Small businesses accounted for the bulk of hiring, with establishments employing fewer than 50 workers adding 53,000 jobs, firms with 500 or more employees contributing 25,000, and mid‑size firms adding 29,000. Annual wage growth remained steady at 4.4% for workers who stayed in their positions and rose to 6.6% for those switching jobs.
ADP chief economist Dr. Nela Richardson said,
“The pace of hiring is telling a story of both supply and demand. We know it’s taking people longer to find work, but there also are signs of labor supply constraints in certain industries. For now, the overall effect is a slowdown in job creation.”
Why the Fed isn’t moving on it
The report arrives as new Fed Chair Kevin Warsh maintains a hold on monetary policy.
On July 1, the 10‑year Treasury yield rose to approximately 4.38%, while the 2‑year yield climbed to around 4.10%, as investors awaited Warsh’s remarks at the European Central Bank’s policy forum in Sintra, Portugal.
CME’s FedWatch tool indicates a 66.3% probability that the Fed will keep rates unchanged at its July meeting and a 33.7% chance of a hike to 375‑400 basis points.
The broader environment is crucial for cryptocurrencies.
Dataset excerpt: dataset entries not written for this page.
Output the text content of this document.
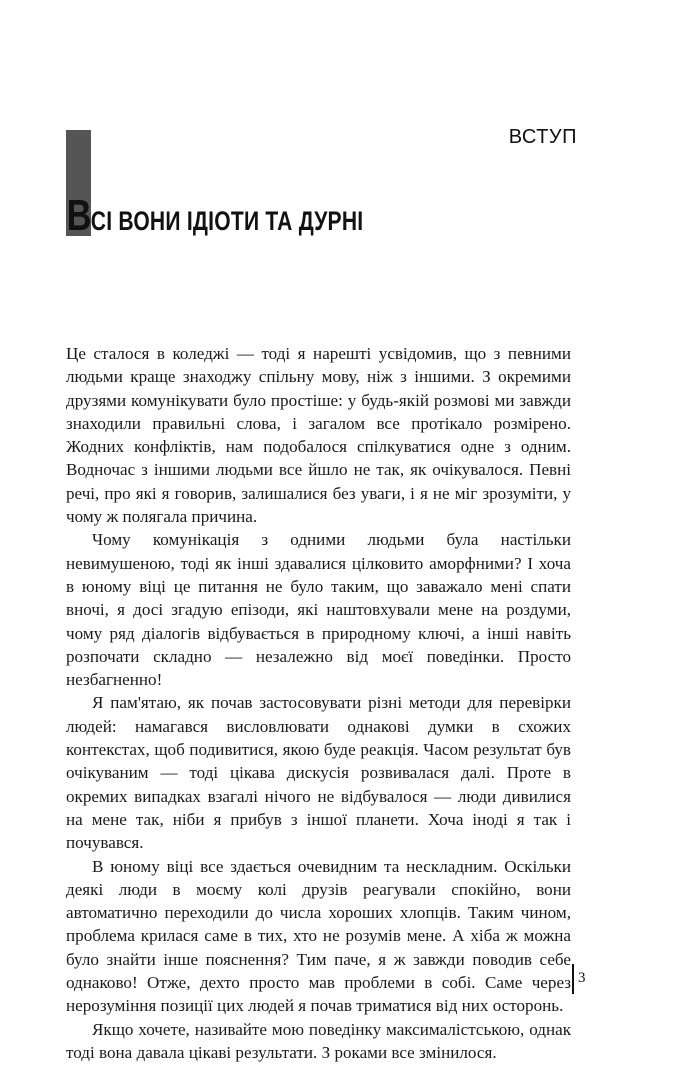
ВСТУП
ВСІ ВОНИ ІДІОТИ ТА ДУРНІ

Це сталося в коледжі — тоді я нарешті усвідомив, що з певними людьми краще знаходжу спільну мову, ніж з іншими. З окремими друзями комунікувати було простіше: у будь-якій розмові ми завжди знаходили правильні слова, і загалом все протікало розмірено. Жодних конфліктів, нам подобалося спілкуватися одне з одним. Водночас з іншими людьми все йшло не так, як очікувалося. Певні речі, про які я говорив, залишалися без уваги, і я не міг зрозуміти, у чому ж полягала причина.

Чому комунікація з одними людьми була настільки невимушеною, тоді як інші здавалися цілковито аморфними? І хоча в юному віці це питання не було таким, що заважало мені спати вночі, я досі згадую епізоди, які наштовхували мене на роздуми, чому ряд діалогів відбувається в природному ключі, а інші навіть розпочати складно — незалежно від моєї поведінки. Просто незбагненно!

Я пам'ятаю, як почав застосовувати різні методи для перевірки людей: намагався висловлювати однакові думки в схожих контекстах, щоб подивитися, якою буде реакція. Часом результат був очікуваним — тоді цікава дискусія розвивалася далі. Проте в окремих випадках взагалі нічого не відбувалося — люди дивилися на мене так, ніби я прибув з іншої планети. Хоча іноді я так і почувався.

В юному віці все здається очевидним та нескладним. Оскільки деякі люди в моєму колі друзів реагували спокійно, вони автоматично переходили до числа хороших хлопців. Таким чином, проблема крилася саме в тих, хто не розумів мене. А хіба ж можна було знайти інше пояснення? Тим паче, я ж завжди поводив себе однаково! Отже, дехто просто мав проблеми в собі. Саме через нерозуміння позиції цих людей я почав триматися від них осторонь.

Якщо хочете, називайте мою поведінку максималістською, однак тоді вона давала цікаві результати. З роками все змінилося.

3
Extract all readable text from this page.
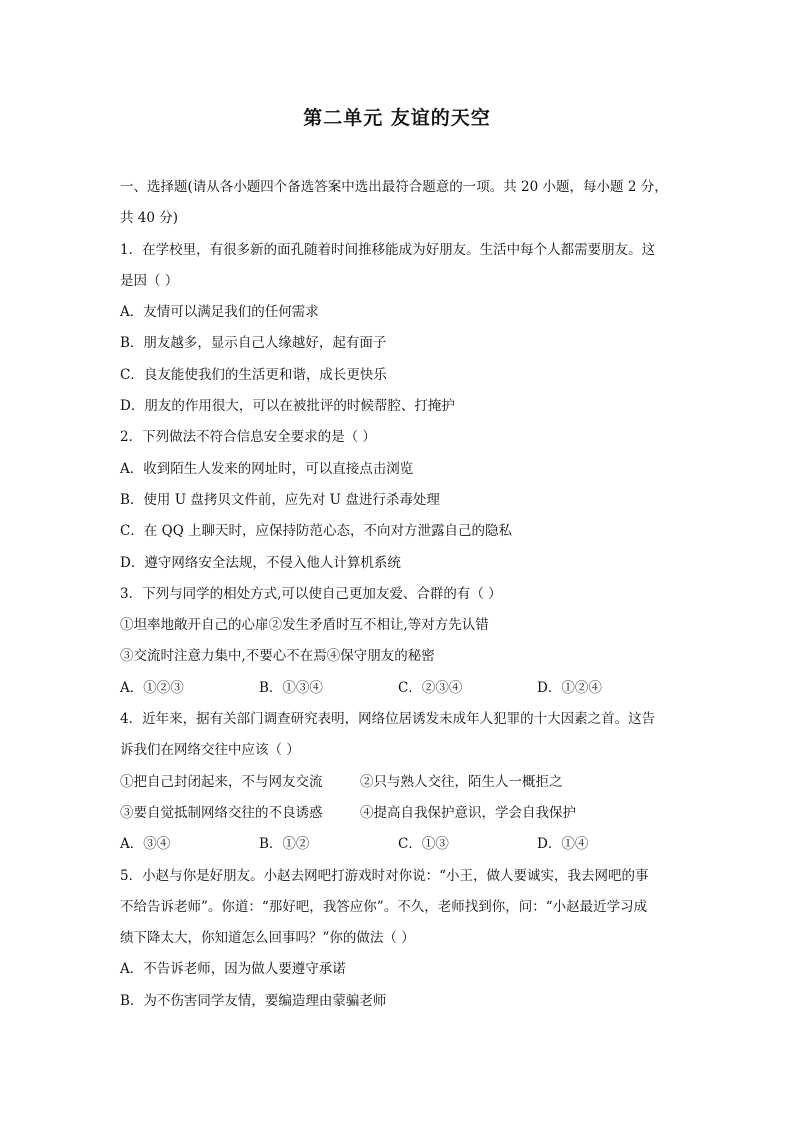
第二单元 友谊的天空
一、选择题(请从各小题四个备选答案中选出最符合题意的一项。共 20 小题，每小题 2 分，
共 40 分)
1．在学校里，有很多新的面孔随着时间推移能成为好朋友。生活中每个人都需要朋友。这
是因（ ）
A．友情可以满足我们的任何需求
B．朋友越多，显示自己人缘越好，起有面子
C．良友能使我们的生活更和谐，成长更快乐
D．朋友的作用很大，可以在被批评的时候帮腔、打掩护
2．下列做法不符合信息安全要求的是（ ）
A．收到陌生人发来的网址时，可以直接点击浏览
B．使用 U 盘拷贝文件前，应先对 U 盘进行杀毒处理
C．在 QQ 上聊天时，应保持防范心态，不向对方泄露自己的隐私
D．遵守网络安全法规，不侵入他人计算机系统
3．下列与同学的相处方式,可以使自己更加友爱、合群的有（ ）
①坦率地敞开自己的心扉②发生矛盾时互不相让,等对方先认错
③交流时注意力集中,不要心不在焉④保守朋友的秘密
A．①②③	B．①③④	C．②③④	D．①②④
4．近年来，据有关部门调查研究表明，网络位居诱发未成年人犯罪的十大因素之首。这告
诉我们在网络交往中应该（ ）
①把自己封闭起来，不与网友交流	②只与熟人交往，陌生人一概拒之
③要自觉抵制网络交往的不良诱惑	④提高自我保护意识，学会自我保护
A．③④	B．①②	C．①③	D．①④
5．小赵与你是好朋友。小赵去网吧打游戏时对你说：“小王，做人要诚实，我去网吧的事
不给告诉老师”。你道：“那好吧，我答应你”。不久，老师找到你，问：“小赵最近学习成
绩下降太大，你知道怎么回事吗？”你的做法（ ）
A．不告诉老师，因为做人要遵守承诺
B．为不伤害同学友情，要编造理由蒙骗老师
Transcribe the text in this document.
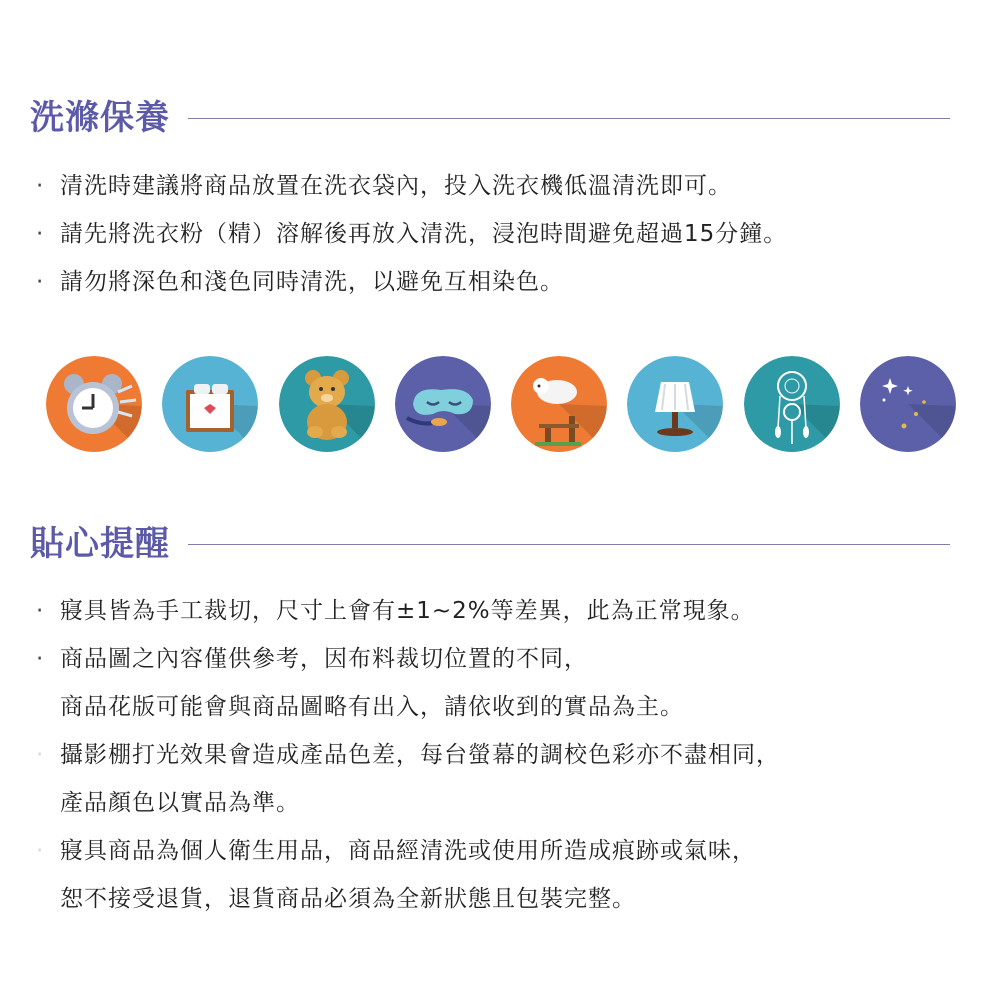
洗滌保養
· 清洗時建議將商品放置在洗衣袋內，投入洗衣機低溫清洗即可。
· 請先將洗衣粉（精）溶解後再放入清洗，浸泡時間避免超過15分鐘。
· 請勿將深色和淺色同時清洗，以避免互相染色。
貼心提醒
· 寢具皆為手工裁切，尺寸上會有±1~2%等差異，此為正常現象。
· 商品圖之內容僅供參考，因布料裁切位置的不同，
商品花版可能會與商品圖略有出入，請依收到的實品為主。
· 攝影棚打光效果會造成產品色差，每台螢幕的調校色彩亦不盡相同，
產品顏色以實品為準。
· 寢具商品為個人衛生用品，商品經清洗或使用所造成痕跡或氣味，
恕不接受退貨，退貨商品必須為全新狀態且包裝完整。
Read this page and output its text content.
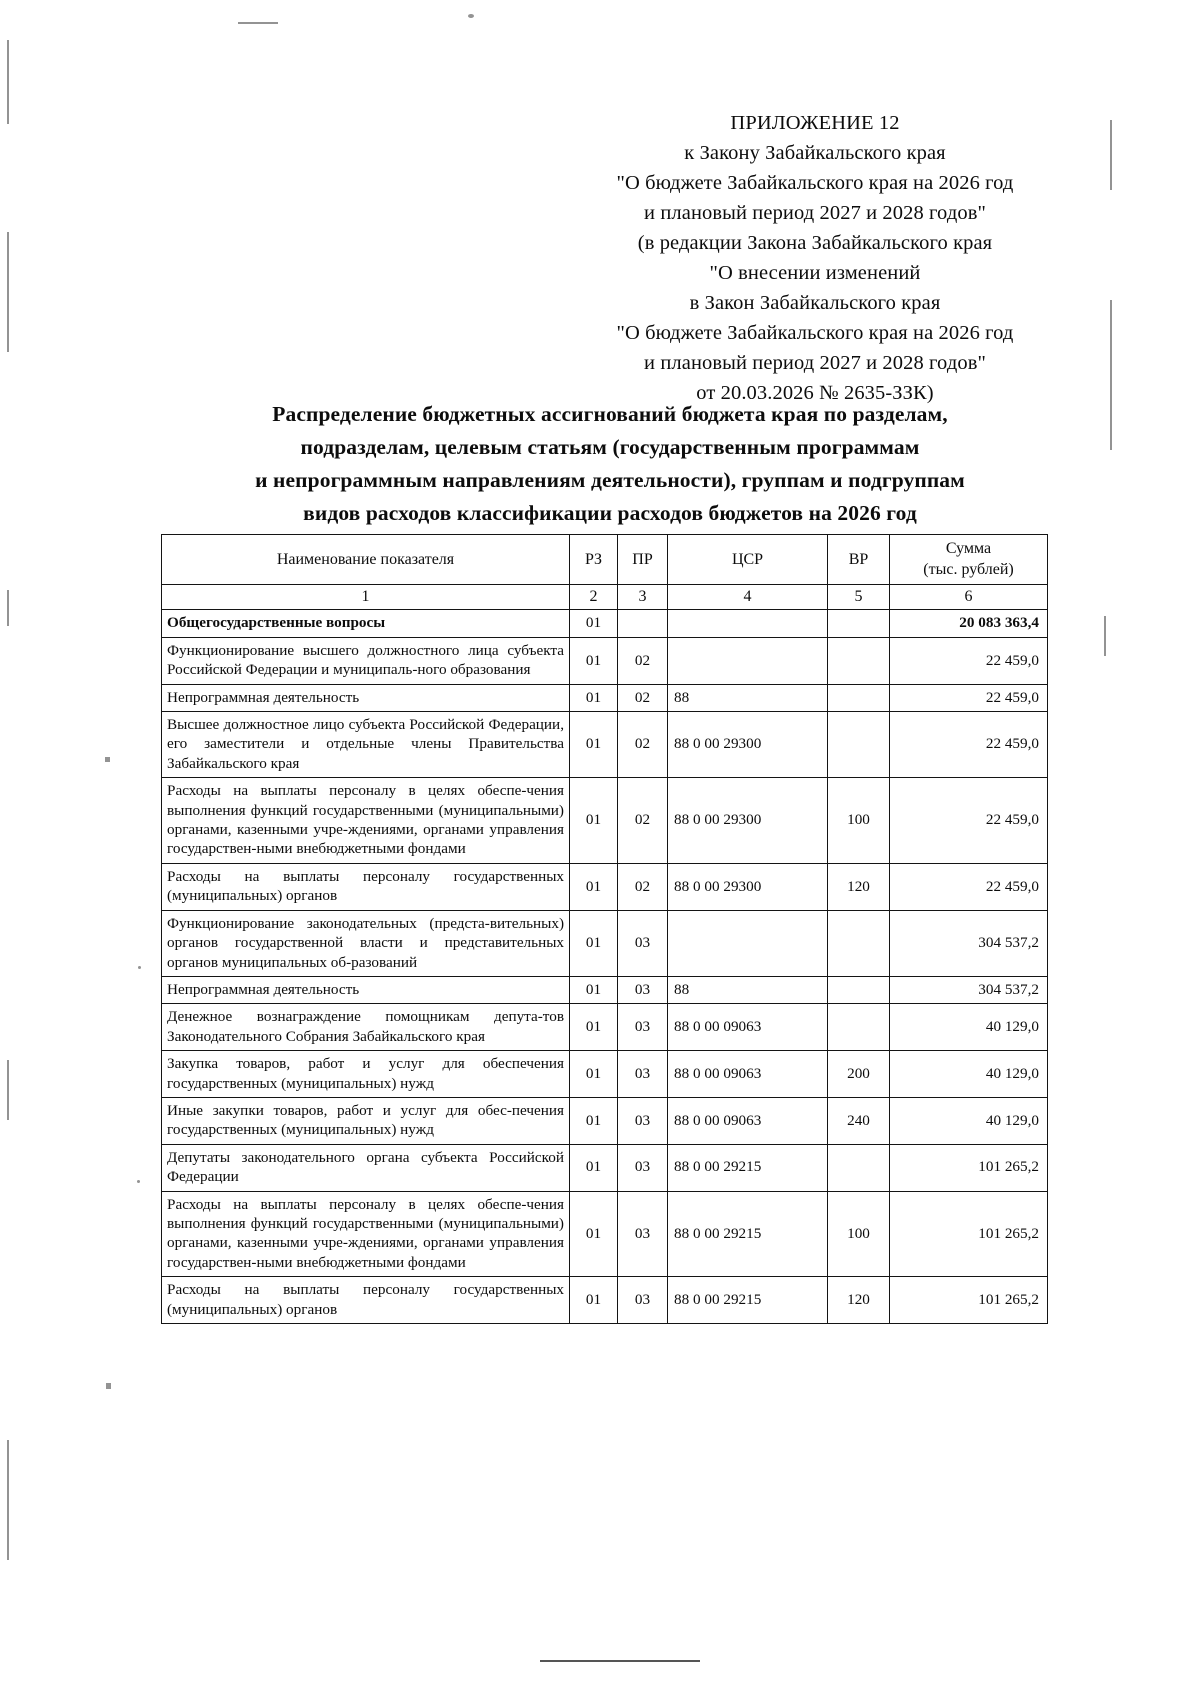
ПРИЛОЖЕНИЕ 12
к Закону Забайкальского края
"О бюджете Забайкальского края на 2026 год
и плановый период 2027 и 2028 годов"
(в редакции Закона Забайкальского края
"О внесении изменений
в Закон Забайкальского края
"О бюджете Забайкальского края на 2026 год
и плановый период 2027 и 2028 годов"
от 20.03.2026 № 2635-ЗЗК)
Распределение бюджетных ассигнований бюджета края по разделам,
подразделам, целевым статьям (государственным программам
и непрограммным направлениям деятельности), группам и подгруппам
видов расходов классификации расходов бюджетов на 2026 год
Наименование показателя	РЗ	ПР	ЦСР	ВР	Сумма
(тыс. рублей)

1	2	3	4	5	6
Общегосударственные вопросы	01				20 083 363,4
Функционирование высшего должностного лица субъекта Российской Федерации и муниципаль-ного образования	01	02			22 459,0
Непрограммная деятельность	01	02	88		22 459,0
Высшее должностное лицо субъекта Российской Федерации, его заместители и отдельные члены Правительства Забайкальского края	01	02	88 0 00 29300		22 459,0
Расходы на выплаты персоналу в целях обеспе-чения выполнения функций государственными (муниципальными) органами, казенными учре-ждениями, органами управления государствен-ными внебюджетными фондами	01	02	88 0 00 29300	100	22 459,0
Расходы на выплаты персоналу государственных (муниципальных) органов	01	02	88 0 00 29300	120	22 459,0
Функционирование законодательных (предста-вительных) органов государственной власти и представительных органов муниципальных об-разований	01	03			304 537,2
Непрограммная деятельность	01	03	88		304 537,2
Денежное вознаграждение помощникам депута-тов Законодательного Собрания Забайкальского края	01	03	88 0 00 09063		40 129,0
Закупка товаров, работ и услуг для обеспечения государственных (муниципальных) нужд	01	03	88 0 00 09063	200	40 129,0
Иные закупки товаров, работ и услуг для обес-печения государственных (муниципальных) нужд	01	03	88 0 00 09063	240	40 129,0
Депутаты законодательного органа субъекта Российской Федерации	01	03	88 0 00 29215		101 265,2
Расходы на выплаты персоналу в целях обеспе-чения выполнения функций государственными (муниципальными) органами, казенными учре-ждениями, органами управления государствен-ными внебюджетными фондами	01	03	88 0 00 29215	100	101 265,2
Расходы на выплаты персоналу государственных (муниципальных) органов	01	03	88 0 00 29215	120	101 265,2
A cooling labor market typically reinforces expectations of looser monetary policy, which can bolster Bitcoin and other risk assets by making non‑yielding assets more appealing relative to cash.
For example, when the Fed executed its first rate cut in more than four years in September 2024, Bitcoin surged up to 5% in a single day. The asset then rallied from roughly $61,440 to a 72% increase over the subsequent months, peaking near $106,035 by mid‑December. Demand for exchange‑traded funds also amplified the rally.
The same pattern repeated during the 2025 cuts, with Bitcoin climbing to a record near $126,000 in October.
However, with Warsh signaling no urgency to cut rates and futures markets now pricing a potential hike later this year, a single soft ADP reading is insufficient to overturn the liquidity narrative that has been pressuring crypto through June.
At press time, cryptocurrencies were largely unchanged, showing no immediate reaction to the jobs data. Bitcoin traded near $58,773, having declined more than 17% over the past month. U.S.-listed spot Bitcoin ETFs recorded $4.5 billion in net outflows for June, according to SoSo Value, marking their worst month on record as institutions unwound bets on near‑term easing.
Meanwhile, Ethereum (ETH) was trading around $1,592, and XRP stood near $1.05.